Hunt sorgt für Hoffnung

Aaron Hunt beachte die "Rothosen" mit einem an ihm selbst verschuldeten Elfmeter wieder zurück ins Spiel. Schiedsrichter Frank Willenborg ahndete das Foul zunächst nicht, entschied sich dann aber nach Kontakt mit dem Video-Schiedsrichter für Strafstoß. Hunt verwandelte trocken in den rechten Winkel.

Diekmeier: "Ich bin ein souveräner Killer"

Doch die Hoffnung auf den benötigten Punkt schwand endgültig, nachdem auch Sandhausen ein Strafstoß zugesprochen wurde. Behrens verwandelte locker zum 1:3. Mario Engels und der Ex-Hamburger Dennis Diekmeier machten das Debakel für den HSV endgültig perfekt.

Letzterer kommentierte sein erst zweites Tor seiner langjährigen Profi-Karriere mit einem Schuss Ironie: "Ich bin ein souveräner Killer und habe mir den Winkel ausgesucht." Mit seinen ehemaligen Kollegen des HSV hat er Mitgefühl. "Das wird eine schwierige Situation für die Jungs", sagte Diekmeier.

So bejubelte Dennis Diekmeier sein Tor gegen den Ex-Klub
So bejubelte Dennis Diekmeier sein Tor gegen den Ex-Klub

Der Vertrag von HSV-Coach Hecking hätte sich automatisch nur bei einem Aufstieg verlängert. Wie es mit dem Trainer weitergeht, ließ Jansen offen. nach dem verpassten Aufstieg och eine zweite Chance bekommen werde. "Jonas Boldt (HSV-Sportvorstand, Anm. d.
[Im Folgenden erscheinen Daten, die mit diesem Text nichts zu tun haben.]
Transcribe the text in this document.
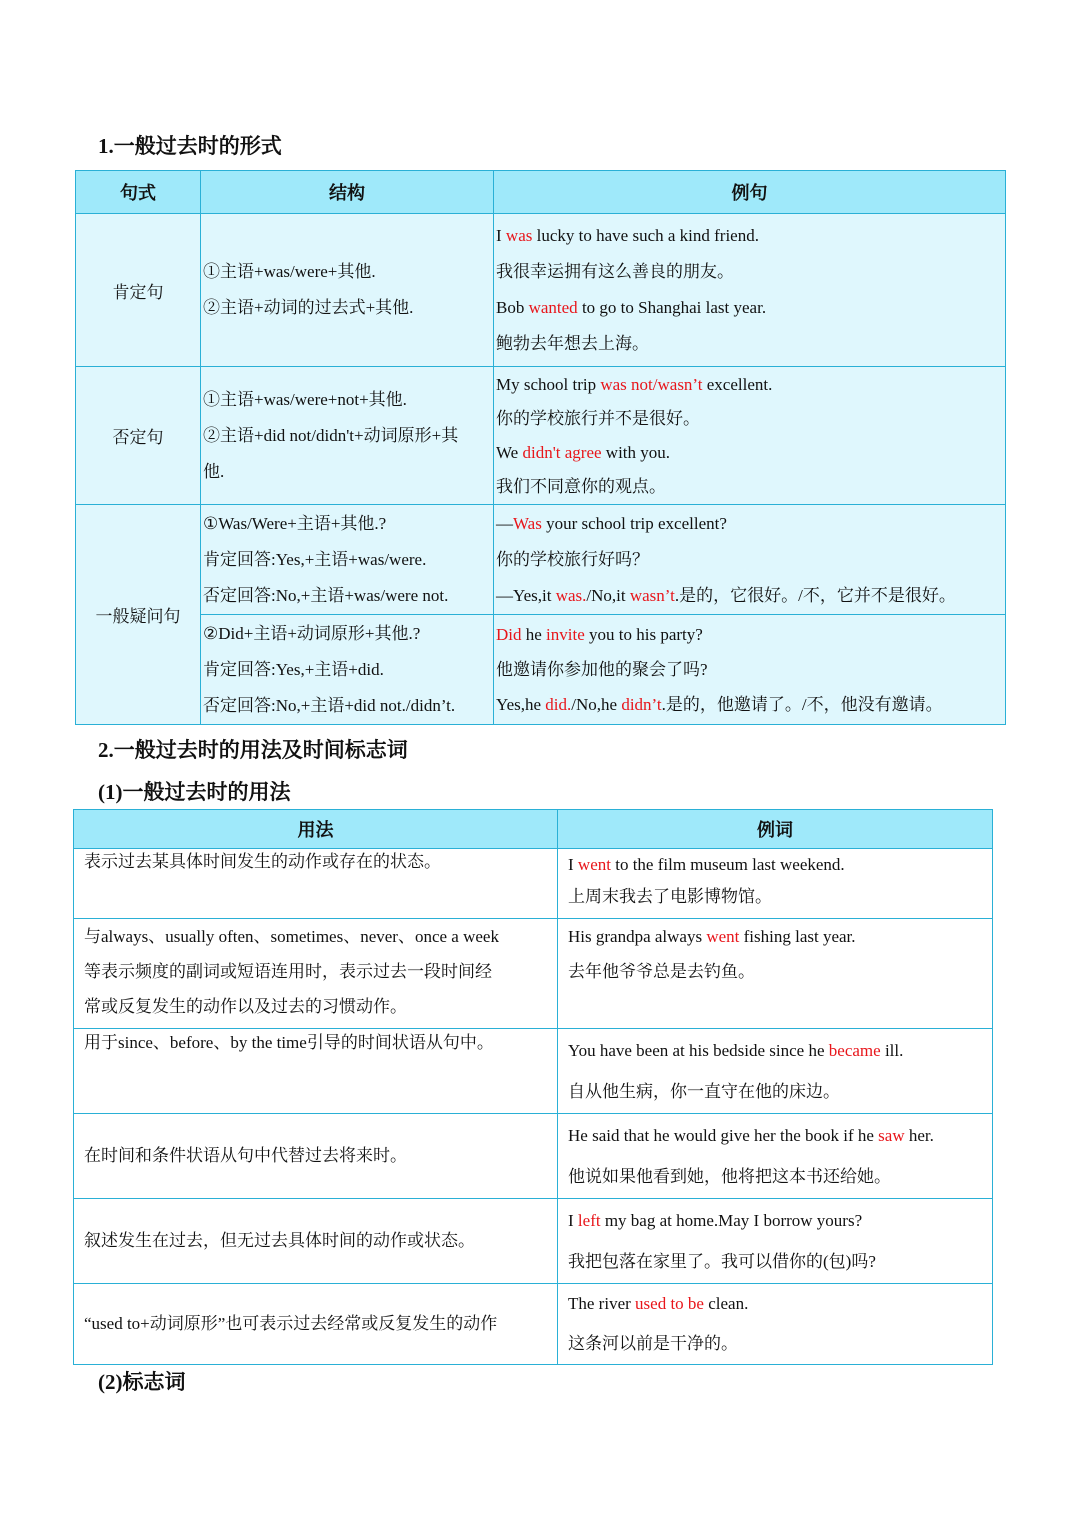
1.一般过去时的形式
句式	结构	例句
肯定句	①主语+was/were+其他.
②主语+动词的过去式+其他.	I was lucky to have such a kind friend.
我很幸运拥有这么善良的朋友。
Bob wanted to go to Shanghai last year.
鲍勃去年想去上海。

否定句	①主语+was/were+not+其他.
②主语+did not/didn't+动词原形+其
他.	My school trip was not/wasn’t excellent.
你的学校旅行并不是很好。
We didn't agree with you.
我们不同意你的观点。

一般疑问句	①Was/Were+主语+其他.?
肯定回答:Yes,+主语+was/were.
否定回答:No,+主语+was/were not.	—Was your school trip excellent?
你的学校旅行好吗？
—Yes,it was./No,it wasn’t.是的，它很好。/不，它并不是很好。

	②Did+主语+动词原形+其他.?
肯定回答:Yes,+主语+did.
否定回答:No,+主语+did not./didn’t.	Did he invite you to his party?
他邀请你参加他的聚会了吗?
Yes,he did./No,he didn’t.是的，他邀请了。/不，他没有邀请。
2.一般过去时的用法及时间标志词
(1)一般过去时的用法
用法	例词

表示过去某具体时间发生的动作或存在的状态。	I went to the film museum last weekend.
上周末我去了电影博物馆。

与always、usually often、sometimes、never、once a week
等表示频度的副词或短语连用时，表示过去一段时间经
常或反复发生的动作以及过去的习惯动作。	His grandpa always went fishing last year.
去年他爷爷总是去钓鱼。

用于since、before、by the time引导的时间状语从句中。	You have been at his bedside since he became ill.
自从他生病，你一直守在他的床边。

在时间和条件状语从句中代替过去将来时。	He said that he would give her the book if he saw her.
他说如果他看到她，他将把这本书还给她。

叙述发生在过去，但无过去具体时间的动作或状态。	I left my bag at home.May I borrow yours?
我把包落在家里了。我可以借你的(包)吗?

“used to+动词原形”也可表示过去经常或反复发生的动作	The river used to be clean.
这条河以前是干净的。
(2)标志词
Red.) und Dieter Hecking werden nach der Saison mit der brutalsten Enttäuschung in die Analyse gehen und sich dann dazu äußern", sagte er.
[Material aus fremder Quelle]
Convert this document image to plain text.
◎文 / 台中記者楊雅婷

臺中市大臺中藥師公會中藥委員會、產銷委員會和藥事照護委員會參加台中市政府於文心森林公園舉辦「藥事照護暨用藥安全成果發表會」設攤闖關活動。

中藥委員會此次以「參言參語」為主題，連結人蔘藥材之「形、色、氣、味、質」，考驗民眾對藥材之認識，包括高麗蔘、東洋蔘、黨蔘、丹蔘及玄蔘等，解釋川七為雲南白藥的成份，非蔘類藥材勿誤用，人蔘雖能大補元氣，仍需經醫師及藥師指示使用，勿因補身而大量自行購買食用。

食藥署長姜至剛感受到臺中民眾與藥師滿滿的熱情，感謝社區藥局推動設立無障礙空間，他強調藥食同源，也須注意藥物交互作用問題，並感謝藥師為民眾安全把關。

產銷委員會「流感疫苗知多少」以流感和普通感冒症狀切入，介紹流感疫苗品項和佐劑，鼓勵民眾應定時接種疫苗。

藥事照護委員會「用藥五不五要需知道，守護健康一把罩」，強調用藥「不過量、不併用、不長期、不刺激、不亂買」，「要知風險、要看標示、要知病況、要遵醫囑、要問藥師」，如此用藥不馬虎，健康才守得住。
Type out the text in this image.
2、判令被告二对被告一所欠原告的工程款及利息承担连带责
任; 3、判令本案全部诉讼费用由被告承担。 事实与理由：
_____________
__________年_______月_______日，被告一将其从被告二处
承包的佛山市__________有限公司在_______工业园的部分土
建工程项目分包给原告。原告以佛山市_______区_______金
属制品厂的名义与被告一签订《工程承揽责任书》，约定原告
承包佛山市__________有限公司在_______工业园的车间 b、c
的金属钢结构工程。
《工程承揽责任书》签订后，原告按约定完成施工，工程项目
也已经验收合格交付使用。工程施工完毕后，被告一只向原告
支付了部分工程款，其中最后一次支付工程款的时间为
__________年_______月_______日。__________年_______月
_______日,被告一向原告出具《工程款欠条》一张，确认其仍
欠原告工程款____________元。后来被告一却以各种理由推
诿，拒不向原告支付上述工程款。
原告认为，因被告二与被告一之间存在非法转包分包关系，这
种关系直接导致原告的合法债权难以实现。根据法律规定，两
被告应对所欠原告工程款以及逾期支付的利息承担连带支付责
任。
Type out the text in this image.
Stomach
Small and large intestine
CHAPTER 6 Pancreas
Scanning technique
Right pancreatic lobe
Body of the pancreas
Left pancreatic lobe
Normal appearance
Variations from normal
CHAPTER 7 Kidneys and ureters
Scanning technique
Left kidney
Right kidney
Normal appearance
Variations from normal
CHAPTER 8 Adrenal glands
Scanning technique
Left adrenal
Hecking appelliert an Charakterstärke

HSV-Trainer Dieter Hecking hatte vor der Partie Charakterstärke von seiner Mannschaft gefordert, um doch noch die letzte Chance zu nutzen. Die bittere Last-Minute-Pleite in Heidenheim (1:2) sollte aus den Kleidern sein. Doch nur die ersten Minuten stimmten. Torjäger Joel Pohjanpalo deutete seine Gefahr per Direktabnahme an (5.).

Der SVS präsentierte sich ebenso giftig und gut gestaffelt wie eiskalt in der Chancenverwertung. Und der HSV agierte in der Folge kopflos, ratlos, völlig verunsichert. Hecking stellte von Dreier- auf Viererkette in der Abwehr um und brachte mit Bakery Jatta einen weiteren Offensivmann für den unter Schmerzen ausgewechselten van Drongelen (36.), Sandhausen vergab weitere Topchancen.
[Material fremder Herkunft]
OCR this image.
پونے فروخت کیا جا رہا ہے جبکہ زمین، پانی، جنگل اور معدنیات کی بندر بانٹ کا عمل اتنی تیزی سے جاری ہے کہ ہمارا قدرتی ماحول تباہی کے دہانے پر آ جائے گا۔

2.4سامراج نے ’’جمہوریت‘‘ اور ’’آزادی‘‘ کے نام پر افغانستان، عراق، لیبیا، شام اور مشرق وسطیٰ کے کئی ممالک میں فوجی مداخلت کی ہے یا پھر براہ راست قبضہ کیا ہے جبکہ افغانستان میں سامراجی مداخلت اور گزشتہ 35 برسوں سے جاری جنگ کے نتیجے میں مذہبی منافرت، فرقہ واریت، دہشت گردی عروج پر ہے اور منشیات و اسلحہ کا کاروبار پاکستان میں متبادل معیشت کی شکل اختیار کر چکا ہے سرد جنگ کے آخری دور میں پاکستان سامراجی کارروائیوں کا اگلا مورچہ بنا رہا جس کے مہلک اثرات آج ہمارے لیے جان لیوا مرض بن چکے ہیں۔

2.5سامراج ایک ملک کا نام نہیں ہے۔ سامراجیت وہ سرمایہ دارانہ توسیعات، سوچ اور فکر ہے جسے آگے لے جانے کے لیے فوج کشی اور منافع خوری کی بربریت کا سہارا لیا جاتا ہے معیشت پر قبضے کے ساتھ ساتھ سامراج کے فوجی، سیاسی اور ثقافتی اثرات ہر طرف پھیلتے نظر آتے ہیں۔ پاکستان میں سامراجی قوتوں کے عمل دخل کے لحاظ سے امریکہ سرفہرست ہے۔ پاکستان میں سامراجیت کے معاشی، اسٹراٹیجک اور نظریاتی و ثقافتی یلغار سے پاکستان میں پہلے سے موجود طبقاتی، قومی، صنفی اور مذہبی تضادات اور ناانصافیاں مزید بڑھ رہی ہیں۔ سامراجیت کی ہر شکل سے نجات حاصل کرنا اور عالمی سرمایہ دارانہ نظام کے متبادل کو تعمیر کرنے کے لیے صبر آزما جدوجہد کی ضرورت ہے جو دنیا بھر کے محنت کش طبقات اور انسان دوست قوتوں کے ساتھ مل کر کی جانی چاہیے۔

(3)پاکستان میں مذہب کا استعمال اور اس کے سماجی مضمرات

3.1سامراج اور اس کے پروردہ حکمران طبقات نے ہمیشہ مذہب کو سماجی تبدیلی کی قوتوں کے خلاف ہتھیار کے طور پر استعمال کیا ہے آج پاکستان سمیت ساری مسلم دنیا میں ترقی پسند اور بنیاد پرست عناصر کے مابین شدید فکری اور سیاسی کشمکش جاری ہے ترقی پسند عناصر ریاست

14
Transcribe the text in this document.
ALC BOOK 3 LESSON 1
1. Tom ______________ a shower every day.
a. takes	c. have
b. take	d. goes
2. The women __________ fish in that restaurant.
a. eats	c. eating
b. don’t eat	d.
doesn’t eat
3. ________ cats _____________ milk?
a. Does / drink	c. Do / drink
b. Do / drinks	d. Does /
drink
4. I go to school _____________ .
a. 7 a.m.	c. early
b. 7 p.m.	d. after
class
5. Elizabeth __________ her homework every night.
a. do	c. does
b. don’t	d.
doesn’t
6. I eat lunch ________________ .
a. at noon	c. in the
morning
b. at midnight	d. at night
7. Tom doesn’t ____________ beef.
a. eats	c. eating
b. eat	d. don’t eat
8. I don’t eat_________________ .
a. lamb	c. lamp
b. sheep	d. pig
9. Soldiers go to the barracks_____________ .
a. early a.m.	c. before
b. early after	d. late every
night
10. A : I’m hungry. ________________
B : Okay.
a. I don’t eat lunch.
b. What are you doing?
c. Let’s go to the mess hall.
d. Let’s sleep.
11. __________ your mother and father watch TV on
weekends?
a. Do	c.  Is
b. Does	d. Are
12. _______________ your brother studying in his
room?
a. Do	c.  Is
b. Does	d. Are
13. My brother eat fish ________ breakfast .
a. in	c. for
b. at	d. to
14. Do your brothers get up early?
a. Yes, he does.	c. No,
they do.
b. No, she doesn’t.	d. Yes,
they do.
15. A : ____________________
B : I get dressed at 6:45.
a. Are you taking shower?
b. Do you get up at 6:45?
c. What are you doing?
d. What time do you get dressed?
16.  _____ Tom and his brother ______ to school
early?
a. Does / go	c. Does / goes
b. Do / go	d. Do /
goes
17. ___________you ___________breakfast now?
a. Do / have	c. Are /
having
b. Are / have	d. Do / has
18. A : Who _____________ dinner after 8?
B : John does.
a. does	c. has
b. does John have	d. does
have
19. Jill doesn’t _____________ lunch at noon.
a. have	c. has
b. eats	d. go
Hecking hatte in der Halbzeitpause noch einmal die Gelegenheit, seine Mannschaft wachzurütteln. Und mit dem Treffer von Hunt war plötzlich die Spannung wieder greifbar. Für den HSV wurde der Kampf gegen die Uhr zunehmend zu einem Nervenspiel - mit schlechtem Ausgang.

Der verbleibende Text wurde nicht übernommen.